Breaking up the banks
Stephen Hester is not happy.
The RBS chief executive reckons that the latest impositions upon his banking group depart from the course he was steering.
He is not, however, in a strong position to protest. Think beggars. Consider also choosers.
His dispute is with the European Commission which has, among other things, ordered RBS to dispose of insurance interests and other subsidiaries.
Mr Hester feels such an approach will serve neither enhanced competition nor the prospect of speedy repayment to the Treasury.
The demands, he says, were "more material than we had hoped".
Translated into Scots, the RBS has had a skelping for past misdeeds.
And there's more.
Lloyds Banking Group - which includes the grumbling wraith that was once the Bank of Scotland - is also to dispose of parts of its government-encouraged empire.
That includes the 185 Lloyds TSB branches in Scotland.
And that revives the chimerical prospect of recreating a small Scottish bank.
Once more, the ever-affable Bill Jamieson at The Scotsman is to the fore in that regard.
He suggests that the Scots investment banker Ben Thomson might have a role in such an endeavour.
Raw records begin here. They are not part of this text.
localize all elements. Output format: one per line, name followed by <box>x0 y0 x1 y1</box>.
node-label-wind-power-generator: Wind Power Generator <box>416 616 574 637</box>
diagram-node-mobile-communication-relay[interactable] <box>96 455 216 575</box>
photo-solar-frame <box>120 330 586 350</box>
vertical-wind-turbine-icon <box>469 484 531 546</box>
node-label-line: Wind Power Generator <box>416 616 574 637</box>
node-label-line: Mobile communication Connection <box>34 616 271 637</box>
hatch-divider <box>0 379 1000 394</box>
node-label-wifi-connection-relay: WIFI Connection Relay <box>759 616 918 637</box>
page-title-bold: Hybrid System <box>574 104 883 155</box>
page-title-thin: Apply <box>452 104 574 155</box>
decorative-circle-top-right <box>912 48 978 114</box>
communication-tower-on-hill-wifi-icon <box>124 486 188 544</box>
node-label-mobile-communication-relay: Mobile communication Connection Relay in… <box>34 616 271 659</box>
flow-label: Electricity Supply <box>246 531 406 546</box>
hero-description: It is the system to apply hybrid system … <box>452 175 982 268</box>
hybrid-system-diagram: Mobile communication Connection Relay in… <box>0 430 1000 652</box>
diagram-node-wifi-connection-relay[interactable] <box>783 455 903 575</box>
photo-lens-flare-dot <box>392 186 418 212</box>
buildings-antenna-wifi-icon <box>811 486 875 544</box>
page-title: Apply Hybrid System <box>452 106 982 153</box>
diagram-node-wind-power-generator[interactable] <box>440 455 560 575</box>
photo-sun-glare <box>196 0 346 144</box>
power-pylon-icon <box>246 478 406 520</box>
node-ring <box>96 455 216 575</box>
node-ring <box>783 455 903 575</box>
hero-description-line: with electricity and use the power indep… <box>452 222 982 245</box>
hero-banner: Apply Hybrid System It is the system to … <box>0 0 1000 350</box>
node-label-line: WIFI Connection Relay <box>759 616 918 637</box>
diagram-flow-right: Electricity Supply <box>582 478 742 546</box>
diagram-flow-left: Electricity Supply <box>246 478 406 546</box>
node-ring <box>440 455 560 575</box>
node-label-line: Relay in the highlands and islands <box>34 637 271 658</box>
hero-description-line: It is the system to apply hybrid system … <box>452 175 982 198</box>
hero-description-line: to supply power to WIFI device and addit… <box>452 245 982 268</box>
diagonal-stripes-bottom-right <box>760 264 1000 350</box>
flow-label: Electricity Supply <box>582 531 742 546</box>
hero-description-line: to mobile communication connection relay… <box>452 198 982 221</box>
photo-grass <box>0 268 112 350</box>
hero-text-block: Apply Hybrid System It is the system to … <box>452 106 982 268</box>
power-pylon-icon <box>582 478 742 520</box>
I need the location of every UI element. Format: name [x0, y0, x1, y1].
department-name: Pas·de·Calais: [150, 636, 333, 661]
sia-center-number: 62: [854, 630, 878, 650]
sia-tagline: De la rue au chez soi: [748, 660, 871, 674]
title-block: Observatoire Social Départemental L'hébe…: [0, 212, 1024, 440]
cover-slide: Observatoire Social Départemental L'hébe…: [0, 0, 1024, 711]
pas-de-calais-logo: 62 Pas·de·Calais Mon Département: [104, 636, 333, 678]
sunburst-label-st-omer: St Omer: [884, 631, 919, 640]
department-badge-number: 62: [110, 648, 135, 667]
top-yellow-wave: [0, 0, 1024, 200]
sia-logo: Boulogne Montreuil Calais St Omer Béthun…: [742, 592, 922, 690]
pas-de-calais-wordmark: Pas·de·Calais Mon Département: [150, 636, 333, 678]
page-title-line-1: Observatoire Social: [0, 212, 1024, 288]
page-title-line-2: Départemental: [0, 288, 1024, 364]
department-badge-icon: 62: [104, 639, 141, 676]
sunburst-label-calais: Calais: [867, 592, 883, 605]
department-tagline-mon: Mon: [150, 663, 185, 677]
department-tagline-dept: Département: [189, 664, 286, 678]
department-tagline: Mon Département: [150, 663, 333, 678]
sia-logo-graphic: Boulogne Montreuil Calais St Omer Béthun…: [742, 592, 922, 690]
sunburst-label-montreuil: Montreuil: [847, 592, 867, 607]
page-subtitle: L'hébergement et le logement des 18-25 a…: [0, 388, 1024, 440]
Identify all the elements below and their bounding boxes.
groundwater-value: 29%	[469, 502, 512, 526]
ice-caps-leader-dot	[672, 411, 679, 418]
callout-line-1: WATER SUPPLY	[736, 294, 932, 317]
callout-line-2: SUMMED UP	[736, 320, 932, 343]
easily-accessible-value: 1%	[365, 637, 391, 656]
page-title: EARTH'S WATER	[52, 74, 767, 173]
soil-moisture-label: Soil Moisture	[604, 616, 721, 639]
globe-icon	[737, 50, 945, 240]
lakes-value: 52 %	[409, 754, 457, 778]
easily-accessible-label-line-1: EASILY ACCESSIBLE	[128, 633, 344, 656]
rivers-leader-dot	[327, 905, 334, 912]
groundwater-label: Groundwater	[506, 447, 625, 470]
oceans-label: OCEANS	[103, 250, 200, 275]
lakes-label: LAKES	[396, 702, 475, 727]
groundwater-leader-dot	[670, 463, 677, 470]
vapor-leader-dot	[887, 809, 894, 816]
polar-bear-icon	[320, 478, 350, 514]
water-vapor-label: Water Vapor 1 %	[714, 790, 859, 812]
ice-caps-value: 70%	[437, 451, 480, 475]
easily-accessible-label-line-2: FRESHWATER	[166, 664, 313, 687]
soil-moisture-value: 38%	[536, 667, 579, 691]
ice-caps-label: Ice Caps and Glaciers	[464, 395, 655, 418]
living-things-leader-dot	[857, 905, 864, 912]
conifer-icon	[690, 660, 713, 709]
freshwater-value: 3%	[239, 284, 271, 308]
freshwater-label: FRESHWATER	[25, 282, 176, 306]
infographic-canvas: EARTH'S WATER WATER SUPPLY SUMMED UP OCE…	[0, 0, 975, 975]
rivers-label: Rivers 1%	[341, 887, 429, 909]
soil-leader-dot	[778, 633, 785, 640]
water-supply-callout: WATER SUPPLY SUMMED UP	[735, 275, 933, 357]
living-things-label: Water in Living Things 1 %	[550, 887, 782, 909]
Only a year ago, there was a vigorous campaign to prevent the Bank (or, more accurately, HBOS, its brutally titled modern guise) from being swallowed by Lloyds.
There was much talk of Scottish patriotrism linked to enlightened self-interest.
Perhaps understandably, the Scottish financial sector now seems somewhat cowed, cautious and sullen.
Even more understandably, the Scottish government is declining to comment at this exceptionally early stage.
But others, such as Tavish Scott, are arguing that a distinct new (or recreated) Scottish bank just might "restore some pride and self-confidence".